Kedua, hal ini berbicara tentang kebangkitan tubuh. Di dalam 1 Korintus 15:1-11, Paulus mengajar kita tentang kebangkitan Kristus, disambung dengan pengajaran tentang kebangkitan kita dan kebangkitan tubuh di ayat 12 s/d 58. Ini berarti ada kesinambungan tetap bahwa Kristus yang dibangkitkan secara tubuh, maka kita juga akan dibangkitkan secara tubuh di akhir zaman. Kebangkitan tubuh ini membuktikan bahwa semua ajaran agama, filsafat, kebudayaan, ilmu yang mengajarkan bahwa tubuh ini jahat dan harus dikutuk adalah salah. Sebaliknya, kebangkitan tubuh ini jelas mengajarkan bahwa Allah memandang tubuh manusia ciptaan-Nya sendiri adalah baik dan perlu disempurnakan di dalam kekekalan. Ini membuktikan bahwa Allah kita sangat berkuasa untuk menyempurnakan tubuh kita yang fana untuk bisa hidup di dalam kekekalan dengan tubuh yang tidak berdosa sama sekali. Hal inilah yang mengakibatkan Paulus dengan iman yang berani mengatakan di ayat 58, “Karena itu, saudara-saudaraku yang kekasih, berdirilah teguh, jangan goyah, dan giatlah selalu dalam pekerjaan Tuhan! Sebab kamu tahu, bahwa dalam persekutuan dengan Tuhan jerih payahmu tidak sia-sia.” Kebangkitan tubuh jelas membangkitkan semangat kita untuk terus bekerja melayani Tuhan dan bersekutu dengan-Nya, karena semua itu tidak sia-sia.
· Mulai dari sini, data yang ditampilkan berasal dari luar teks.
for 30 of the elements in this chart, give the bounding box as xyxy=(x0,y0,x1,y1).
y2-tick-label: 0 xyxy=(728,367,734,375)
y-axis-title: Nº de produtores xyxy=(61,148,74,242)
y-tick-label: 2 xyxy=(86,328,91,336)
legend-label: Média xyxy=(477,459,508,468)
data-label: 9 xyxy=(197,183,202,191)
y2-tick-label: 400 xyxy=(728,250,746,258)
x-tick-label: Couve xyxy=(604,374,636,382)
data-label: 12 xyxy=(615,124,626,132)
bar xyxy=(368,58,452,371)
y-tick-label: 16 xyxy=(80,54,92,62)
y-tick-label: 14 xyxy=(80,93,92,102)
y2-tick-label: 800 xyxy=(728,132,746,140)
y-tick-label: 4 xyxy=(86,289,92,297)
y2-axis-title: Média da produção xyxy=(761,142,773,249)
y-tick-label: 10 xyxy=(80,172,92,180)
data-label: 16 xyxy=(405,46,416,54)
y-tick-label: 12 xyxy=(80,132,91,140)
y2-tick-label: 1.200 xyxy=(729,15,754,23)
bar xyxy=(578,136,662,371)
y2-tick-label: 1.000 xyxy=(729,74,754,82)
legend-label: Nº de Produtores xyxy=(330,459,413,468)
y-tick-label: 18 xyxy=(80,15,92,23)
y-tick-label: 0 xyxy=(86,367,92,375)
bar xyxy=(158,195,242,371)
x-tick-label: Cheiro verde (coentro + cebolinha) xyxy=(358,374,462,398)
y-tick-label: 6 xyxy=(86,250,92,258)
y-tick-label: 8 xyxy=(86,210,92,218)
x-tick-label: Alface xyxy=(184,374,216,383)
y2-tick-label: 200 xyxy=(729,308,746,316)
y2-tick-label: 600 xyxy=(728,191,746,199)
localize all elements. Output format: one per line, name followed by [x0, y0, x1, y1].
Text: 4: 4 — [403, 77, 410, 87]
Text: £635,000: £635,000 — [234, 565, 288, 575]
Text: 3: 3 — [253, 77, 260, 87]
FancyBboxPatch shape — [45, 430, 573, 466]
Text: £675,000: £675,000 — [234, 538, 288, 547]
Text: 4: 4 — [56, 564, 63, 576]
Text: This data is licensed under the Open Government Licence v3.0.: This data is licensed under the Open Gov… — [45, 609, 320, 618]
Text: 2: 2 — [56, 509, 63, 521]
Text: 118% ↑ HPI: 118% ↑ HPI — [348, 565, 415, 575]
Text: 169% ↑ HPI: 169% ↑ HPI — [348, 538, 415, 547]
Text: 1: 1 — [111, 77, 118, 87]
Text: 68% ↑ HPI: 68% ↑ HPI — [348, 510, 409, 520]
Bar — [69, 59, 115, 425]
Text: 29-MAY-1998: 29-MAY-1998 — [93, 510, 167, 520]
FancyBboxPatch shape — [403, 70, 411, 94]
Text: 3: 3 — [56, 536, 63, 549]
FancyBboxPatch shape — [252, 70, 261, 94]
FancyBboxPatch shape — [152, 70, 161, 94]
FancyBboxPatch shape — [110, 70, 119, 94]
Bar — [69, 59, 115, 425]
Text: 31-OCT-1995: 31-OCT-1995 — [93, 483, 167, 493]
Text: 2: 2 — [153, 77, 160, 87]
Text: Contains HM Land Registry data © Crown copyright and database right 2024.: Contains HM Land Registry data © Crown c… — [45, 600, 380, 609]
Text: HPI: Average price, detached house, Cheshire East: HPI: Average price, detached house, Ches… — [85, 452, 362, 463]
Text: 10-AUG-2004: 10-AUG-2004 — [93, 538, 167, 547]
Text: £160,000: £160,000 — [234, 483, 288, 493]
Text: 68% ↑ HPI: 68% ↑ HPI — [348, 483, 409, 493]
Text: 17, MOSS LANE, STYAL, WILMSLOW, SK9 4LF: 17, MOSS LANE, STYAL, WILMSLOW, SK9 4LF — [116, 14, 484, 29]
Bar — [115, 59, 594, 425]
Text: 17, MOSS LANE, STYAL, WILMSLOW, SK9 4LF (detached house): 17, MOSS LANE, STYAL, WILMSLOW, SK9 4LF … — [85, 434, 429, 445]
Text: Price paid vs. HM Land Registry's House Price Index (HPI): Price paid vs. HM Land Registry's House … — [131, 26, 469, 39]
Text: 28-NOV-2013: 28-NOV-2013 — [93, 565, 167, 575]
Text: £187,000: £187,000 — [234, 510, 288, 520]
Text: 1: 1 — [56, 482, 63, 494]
Bagaimana dengan kita ? Kita percaya di dalam kebangkitan tubuh di akhir zaman, dan pengharapan inilah yang seharusnya mendorong kita untuk makin giat melayani Tuhan dan bersekutu dengan-Nya. Berapa banyak dari kita mengamini kebangkitan tubuh, tetapi di dalam hidup masih mengikuti intrik-intrik dunia berdosa. Maukah kita berubah dari paradigma kita yang lama dan berbalik kepada Kebenaran ??

Setelah merenungkan ketiga ayat ini tentang alasan dan makna hidup oleh Roh, bersediakah kita berkomitmen untuk hidup sepenuhnya di dalam Roh Kudus dengan men-Tuhan-kan Kristus di dalam hidup kita ? Biarlah komitmen kita dijalankan dengan motivasi dan tujuan yang murni di hadapan-Nya. Amin. Soli Deo Gloria.